Dans un billet publié tard vendredi, Anthropic s’est engagé à « contester toute designation de risque de chaîne d’approvisionnement devant les tribunaux », et a assuré à ses clients que seul le travail lié au Département de la Défense serait affecté. La déclaration complète de l’entreprise est disponible ici, un extrait est ci-dessous :
« Désigner Anthropic comme un risque de chaîne d’approvisionnement serait une action sans précédent — historiquement réservée aux adversaires des États-Unis, jamais auparavant appliquée publiquement à une entreprise américaine. Nous sommes profondément attristés par ces développements.
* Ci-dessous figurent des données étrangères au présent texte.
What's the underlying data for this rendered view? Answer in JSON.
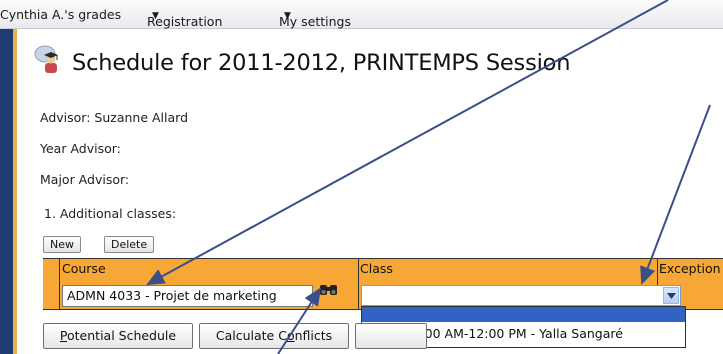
{
  "menubar": {
    "items": [
      {
        "label": "Cynthia A.'s grades",
        "has_menu": false
      },
      {
        "label": "Registration",
        "has_menu": true
      },
      {
        "label": "My settings",
        "has_menu": true
      }
    ],
    "caret": "▼"
  },
  "page": {
    "title": "Schedule for 2011-2012, PRINTEMPS Session",
    "title_icon": "graduate-avatar-icon"
  },
  "advisors": {
    "advisor": "Advisor: Suzanne Allard",
    "year_advisor": "Year Advisor:",
    "major_advisor": "Major Advisor:"
  },
  "section": {
    "heading": "1. Additional classes:"
  },
  "toolbar": {
    "new_label": "New",
    "delete_label": "Delete"
  },
  "grid": {
    "columns": [
      "Course",
      "Class",
      "Exception"
    ],
    "row": {
      "course_value": "ADMN 4033 - Projet de marketing",
      "class_value": "",
      "search_icon": "binoculars-icon"
    }
  },
  "class_dropdown": {
    "options": [
      {
        "label": "",
        "selected": true
      },
      {
        "label": "YS - MJ 9:00 AM-12:00 PM - Yalla Sangaré",
        "selected": false
      }
    ]
  },
  "actions": {
    "potential_schedule": {
      "accel": "P",
      "rest": "otential Schedule"
    },
    "calculate_conflicts": {
      "before": "Calculate C",
      "accel": "o",
      "rest": "nflicts"
    }
  },
  "colors": {
    "rail": "#1f3b72",
    "grid_header": "#f7a735",
    "selection": "#3162c4",
    "annotation_arrow": "#3a4f8a"
  }
}
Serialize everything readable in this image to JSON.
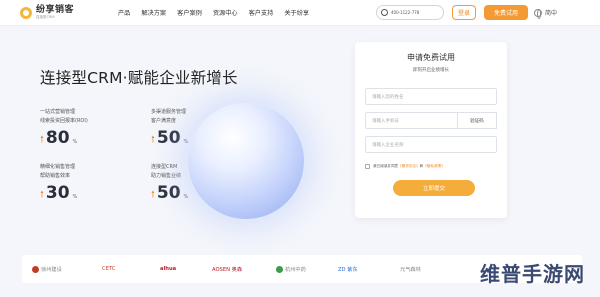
{
  "header": {
    "logo_name": "纷享销客",
    "logo_slogan": "连接型CRM",
    "nav": [
      "产品",
      "解决方案",
      "客户案例",
      "资源中心",
      "客户支持",
      "关于纷享"
    ],
    "phone_text": "400-1122-778",
    "login_label": "登录",
    "trial_label": "免费试用",
    "lang_label": "简中"
  },
  "hero": {
    "title": "连接型CRM·赋能企业新增长",
    "stats": [
      {
        "line1": "一站式营销管理",
        "line2": "线索投资回报率(ROI)",
        "value": "80",
        "unit": "%"
      },
      {
        "line1": "多渠道服务管理",
        "line2": "客户满意度",
        "value": "50",
        "unit": "%"
      },
      {
        "line1": "精细化销售管理",
        "line2": "帮助销售效率",
        "value": "30",
        "unit": "%"
      },
      {
        "line1": "连接型CRM",
        "line2": "助力销售业绩",
        "value": "50",
        "unit": "%"
      }
    ]
  },
  "form": {
    "title": "申请免费试用",
    "subtitle": "即刻开启业绩增长",
    "name_placeholder": "请输入您的姓名",
    "phone_placeholder": "请输入手机号",
    "code_button": "验证码",
    "company_placeholder": "请输入企业名称",
    "agree_prefix": "我已阅读并同意",
    "agree_link1": "《服务协议》",
    "agree_and": "和",
    "agree_link2": "《隐私政策》",
    "submit_label": "立即提交"
  },
  "partners": [
    {
      "name": "徐州建设",
      "color": "#c23a2a"
    },
    {
      "name": "CETC",
      "color": "#d8412f"
    },
    {
      "name": "alhua",
      "color": "#b8202a"
    },
    {
      "name": "AOSEN 奥森",
      "color": "#b8202a"
    },
    {
      "name": "杭州中药",
      "color": "#3c9a4a"
    },
    {
      "name": "ZD 紫东",
      "color": "#2b6bd8"
    },
    {
      "name": "元气森林",
      "color": "#8a8a8a"
    }
  ],
  "watermark": "维普手游网"
}
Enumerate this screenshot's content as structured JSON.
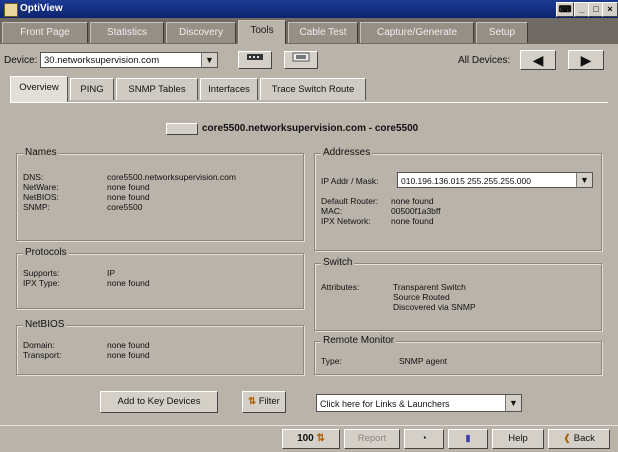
{
  "window": {
    "title": "OptiView"
  },
  "main_tabs": [
    {
      "label": "Front Page"
    },
    {
      "label": "Statistics"
    },
    {
      "label": "Discovery"
    },
    {
      "label": "Tools"
    },
    {
      "label": "Cable Test"
    },
    {
      "label": "Capture/Generate"
    },
    {
      "label": "Setup"
    }
  ],
  "device_row": {
    "device_label": "Device:",
    "device_value": "30.networksupervision.com",
    "all_devices_label": "All Devices:"
  },
  "sub_tabs": [
    {
      "label": "Overview"
    },
    {
      "label": "PING"
    },
    {
      "label": "SNMP Tables"
    },
    {
      "label": "Interfaces"
    },
    {
      "label": "Trace Switch Route"
    }
  ],
  "header": {
    "device_title": "core5500.networksupervision.com - core5500"
  },
  "names": {
    "title": "Names",
    "rows": [
      {
        "key": "DNS:",
        "value": "core5500.networksupervision.com"
      },
      {
        "key": "NetWare:",
        "value": "none found"
      },
      {
        "key": "NetBIOS:",
        "value": "none found"
      },
      {
        "key": "SNMP:",
        "value": "core5500"
      }
    ]
  },
  "protocols": {
    "title": "Protocols",
    "rows": [
      {
        "key": "Supports:",
        "value": "IP"
      },
      {
        "key": "IPX Type:",
        "value": "none found"
      }
    ]
  },
  "netbios": {
    "title": "NetBIOS",
    "rows": [
      {
        "key": "Domain:",
        "value": "none found"
      },
      {
        "key": "Transport:",
        "value": "none found"
      }
    ]
  },
  "addresses": {
    "title": "Addresses",
    "ip_label": "IP Addr / Mask:",
    "ip_value": "010.196.136.015   255.255.255.000",
    "rows": [
      {
        "key": "Default Router:",
        "value": "none found"
      },
      {
        "key": "MAC:",
        "value": "00500f1a3bff"
      },
      {
        "key": "IPX Network:",
        "value": "none found"
      }
    ]
  },
  "switch": {
    "title": "Switch",
    "key": "Attributes:",
    "values": [
      "Transparent Switch",
      "Source Routed",
      "Discovered via SNMP"
    ]
  },
  "remote_monitor": {
    "title": "Remote Monitor",
    "rows": [
      {
        "key": "Type:",
        "value": "SNMP agent"
      }
    ]
  },
  "actions": {
    "add_key_devices": "Add to Key Devices",
    "filter": "Filter",
    "links_placeholder": "Click here for Links & Launchers"
  },
  "statusbar": {
    "percent": "100",
    "report": "Report",
    "help": "Help",
    "back": "Back"
  },
  "colors": {
    "title_bar": "#1c3a94",
    "tab_bar": "#6f6a63",
    "panel_bg": "#b9b3aa"
  }
}
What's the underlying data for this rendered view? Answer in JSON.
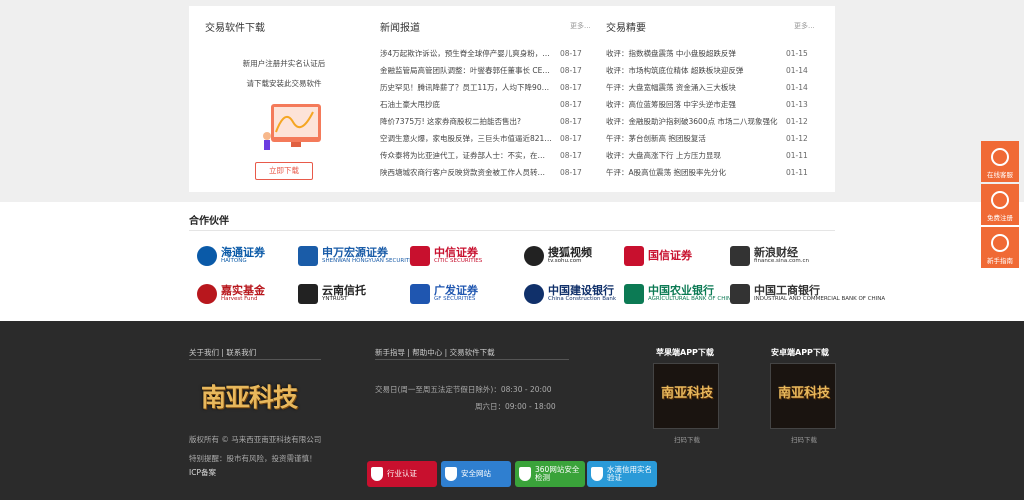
{
  "software": {
    "title": "交易软件下载",
    "line1": "新用户注册并实名认证后",
    "line2": "请下载安装此交易软件",
    "download_button": "立即下载"
  },
  "news": {
    "title": "新闻报道",
    "more": "更多...",
    "items": [
      {
        "title": "涉4万起欺诈诉讼，预生脊全球停产婴儿爽身粉，健...",
        "date": "08-17"
      },
      {
        "title": "金融监管局高管团队调整：叶燮春郭任董事长 CEO...",
        "date": "08-17"
      },
      {
        "title": "历史罕见！腾讯降薪了？员工11万，人均下降900...",
        "date": "08-17"
      },
      {
        "title": "石油土豪大甩抄底",
        "date": "08-17"
      },
      {
        "title": "降价7375万! 这家券商股权二拍能否售出?",
        "date": "08-17"
      },
      {
        "title": "空调生意火爆，家电股反弹，三巨头市值逼近821亿...",
        "date": "08-17"
      },
      {
        "title": "传众泰将为比亚迪代工，证券部人士：不实，在预...",
        "date": "08-17"
      },
      {
        "title": "陕西塘城农商行客户反映贷款资金被工作人员转走 ...",
        "date": "08-17"
      }
    ]
  },
  "summary": {
    "title": "交易精要",
    "more": "更多...",
    "items": [
      {
        "title": "收评：指数横盘震荡 中小盘股超跌反弹",
        "date": "01-15"
      },
      {
        "title": "收评：市场构筑底位精体 超跌板块迎反弹",
        "date": "01-14"
      },
      {
        "title": "午评：大盘宽幅震荡 资金涌入三大板块",
        "date": "01-14"
      },
      {
        "title": "收评：高位蓝筹股回落 中字头逆市走强",
        "date": "01-13"
      },
      {
        "title": "收评：金融股助沪指刺破3600点 市场二八现象强化",
        "date": "01-12"
      },
      {
        "title": "午评：茅台创新高 抱团股复活",
        "date": "01-12"
      },
      {
        "title": "收评：大盘高涨下行 上方压力显现",
        "date": "01-11"
      },
      {
        "title": "午评：A股高位震荡 抱团股率先分化",
        "date": "01-11"
      }
    ]
  },
  "partners": {
    "title": "合作伙伴",
    "logos": [
      {
        "cn": "海通证券",
        "en": "HAITONG",
        "color": "#0a5aa8"
      },
      {
        "cn": "申万宏源证券",
        "en": "SHENWAN HONGYUAN SECURITIES",
        "color": "#1a5ca8"
      },
      {
        "cn": "中信证券",
        "en": "CITIC SECURITIES",
        "color": "#c8102e"
      },
      {
        "cn": "搜狐视频",
        "en": "tv.sohu.com",
        "color": "#222222"
      },
      {
        "cn": "国信证券",
        "en": "",
        "color": "#c8102e"
      },
      {
        "cn": "新浪财经",
        "en": "finance.sina.com.cn",
        "color": "#333333"
      },
      {
        "cn": "嘉实基金",
        "en": "Harvest Fund",
        "color": "#b8171d"
      },
      {
        "cn": "云南信托",
        "en": "YNTRUST",
        "color": "#222222"
      },
      {
        "cn": "广发证券",
        "en": "GF SECURITIES",
        "color": "#1f56b0"
      },
      {
        "cn": "中国建设银行",
        "en": "China Construction Bank",
        "color": "#10306a"
      },
      {
        "cn": "中国农业银行",
        "en": "AGRICULTURAL BANK OF CHINA",
        "color": "#0c7a54"
      },
      {
        "cn": "中国工商银行",
        "en": "INDUSTRIAL AND COMMERCIAL BANK OF CHINA",
        "color": "#333333"
      }
    ]
  },
  "footer": {
    "about_links": "关于我们  |  联系我们",
    "help_links": "新手指导  |  帮助中心  |  交易软件下载",
    "trade_hours_1": "交易日(周一至周五法定节假日除外)：08:30 - 20:00",
    "trade_hours_2": "周六日：09:00 - 18:00",
    "logo_text": "南亚科技",
    "copyright": "版权所有 © 马来西亚南亚科技有限公司",
    "risk": "特别提醒：股市有风险，投资需谨慎！",
    "icp": "ICP备案",
    "ios_title": "苹果端APP下载",
    "android_title": "安卓端APP下载",
    "scan_caption": "扫码下载",
    "badges": [
      {
        "text": "行业认证",
        "color": "#c8102e"
      },
      {
        "text": "安全网站",
        "color": "#2f7fd0"
      },
      {
        "text": "360网站安全检测",
        "color": "#3aa33a"
      },
      {
        "text": "水滴信用实名验证",
        "color": "#2a9ad8"
      }
    ]
  },
  "sidebar": {
    "items": [
      {
        "label": "在线客服",
        "icon": "headset-icon"
      },
      {
        "label": "免费注册",
        "icon": "lightbulb-icon"
      },
      {
        "label": "新手指南",
        "icon": "location-pin-icon"
      }
    ]
  }
}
En tant que première entreprise IA de frontière à déployer des modèles dans les réseaux classifiés du gouvernement américain, Anthropic soutient les combattants américains depuis juin 2024 et a l’intention de continuer à le faire. »
« Nous estimons que cette designation serait à la fois juridiquement infondée et créerait un dangereux précédent pour toute entreprise américaine qui négocie avec le gouvernement. »
« Aucune intimidation ni punition du Département de la Guerre ne modifiera notre position sur la surveillance de masse à l’échelle domestique ou sur les armes entièrement autonomes. Nous contesterons toute designation de risque de chaîne d’approvisionnement devant les tribunaux. »
Mise à jour, le 27 février, 21 h ET : Cette histoire a été mise à jour à deux reprises après publication. D’abord à 18 h ET pour inclure un lien vers et des citations de Hegseth sur la designation d’Anthropic comme risque de chaîne d’approvisionnement. Plus tard, une citation d’Anthropic a été ajoutée, ainsi qu’un lien vers le billet du blog de l’entreprise sur le sujet.